In the film we listen to children- members of the orchestras explain the social benefits that have been spectacular; many boys get pulled into gangs and drugs, but those who come along to the sistema are saved.
The musical achievements make impression around the world. Simon Rattle calls the sistema ‘the most important thing happening anywhere in the music world’. When you hear the ‘Simon Bolivar Orchestra’ is hard to argue about the quality. Edicson Ruiz, a double bassist has joined the Berlin Philarmonic. Of course the sistema’s most spectacular ‘product’ is Gustavo Dudamel, who became Simon Rattle’s assistant in Berlin in 2003 and soon afterwards he won the Mahler conducting Competition.
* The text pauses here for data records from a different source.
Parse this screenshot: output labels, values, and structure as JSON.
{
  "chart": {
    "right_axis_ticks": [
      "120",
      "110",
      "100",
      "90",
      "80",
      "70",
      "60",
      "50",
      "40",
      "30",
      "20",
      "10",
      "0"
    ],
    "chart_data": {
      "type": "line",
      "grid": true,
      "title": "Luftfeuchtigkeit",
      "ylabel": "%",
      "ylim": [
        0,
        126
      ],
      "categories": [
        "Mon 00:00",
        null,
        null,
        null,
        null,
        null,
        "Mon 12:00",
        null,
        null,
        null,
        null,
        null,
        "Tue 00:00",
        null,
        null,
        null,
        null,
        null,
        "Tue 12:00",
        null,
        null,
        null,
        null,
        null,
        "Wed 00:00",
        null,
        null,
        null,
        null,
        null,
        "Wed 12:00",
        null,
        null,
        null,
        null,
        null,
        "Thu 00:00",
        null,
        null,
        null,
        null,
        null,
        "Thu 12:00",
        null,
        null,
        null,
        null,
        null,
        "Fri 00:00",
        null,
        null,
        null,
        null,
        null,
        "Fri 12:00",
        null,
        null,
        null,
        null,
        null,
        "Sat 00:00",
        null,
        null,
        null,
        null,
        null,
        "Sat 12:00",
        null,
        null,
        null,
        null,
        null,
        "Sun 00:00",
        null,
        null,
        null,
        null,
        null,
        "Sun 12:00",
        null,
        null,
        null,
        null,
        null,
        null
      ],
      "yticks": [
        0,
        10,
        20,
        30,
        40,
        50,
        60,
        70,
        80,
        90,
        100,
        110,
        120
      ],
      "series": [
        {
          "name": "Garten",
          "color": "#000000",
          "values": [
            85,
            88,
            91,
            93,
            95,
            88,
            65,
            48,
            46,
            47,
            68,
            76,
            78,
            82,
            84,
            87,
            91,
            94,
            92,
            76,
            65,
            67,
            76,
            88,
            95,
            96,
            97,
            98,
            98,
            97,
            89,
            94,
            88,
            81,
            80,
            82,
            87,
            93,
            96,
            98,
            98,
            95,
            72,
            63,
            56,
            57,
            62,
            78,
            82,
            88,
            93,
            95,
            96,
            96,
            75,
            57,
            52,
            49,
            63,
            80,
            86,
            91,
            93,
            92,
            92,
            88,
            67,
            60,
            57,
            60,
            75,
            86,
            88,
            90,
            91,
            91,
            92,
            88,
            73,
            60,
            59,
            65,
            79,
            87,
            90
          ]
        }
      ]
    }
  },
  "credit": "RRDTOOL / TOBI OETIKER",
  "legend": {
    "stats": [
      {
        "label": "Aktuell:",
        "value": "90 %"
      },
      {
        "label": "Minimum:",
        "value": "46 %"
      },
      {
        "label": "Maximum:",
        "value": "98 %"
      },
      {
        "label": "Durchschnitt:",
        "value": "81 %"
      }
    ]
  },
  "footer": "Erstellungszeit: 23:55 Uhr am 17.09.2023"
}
The man is only 26, is now commanding the world’s top orchestras and is recording with Deutshche Gramophone.
The direction by Alberto Arvelo,both aurally, visually, and emotionally is superb. He is one of Venezuela’s most accomplished film Directors His film A House with a View of the Sea fetched more than 15 international awards, including Best Director at the New York
Latino Film Festival and the Miami International Film Festival.
His 1997 feature One Life and Two Trails won him the New York Film Festival’s Best Director award. His television work includes writing and directing the Latin American ratings success Los Ultimos. Alberto Arvelo is the President of production company Cinema Sur and heads the Film Director workshop at the Venezuelan National Film School.
Tocar y Lucar is a must, a film not to be missed. It shows us how it all happened in Venezuela, how a country with huge problems of crime and deprivation has become a musical hot-house. Yes El Sistema produced renowned musicians like conductor Gustavo Dudamel and the Belrin’s Philharmonic youngest player Edicson Ruiz. But above all it has exposed children of all ages, races, and social classes to the wonders of music, for ever changing their relationship with arts and their communities.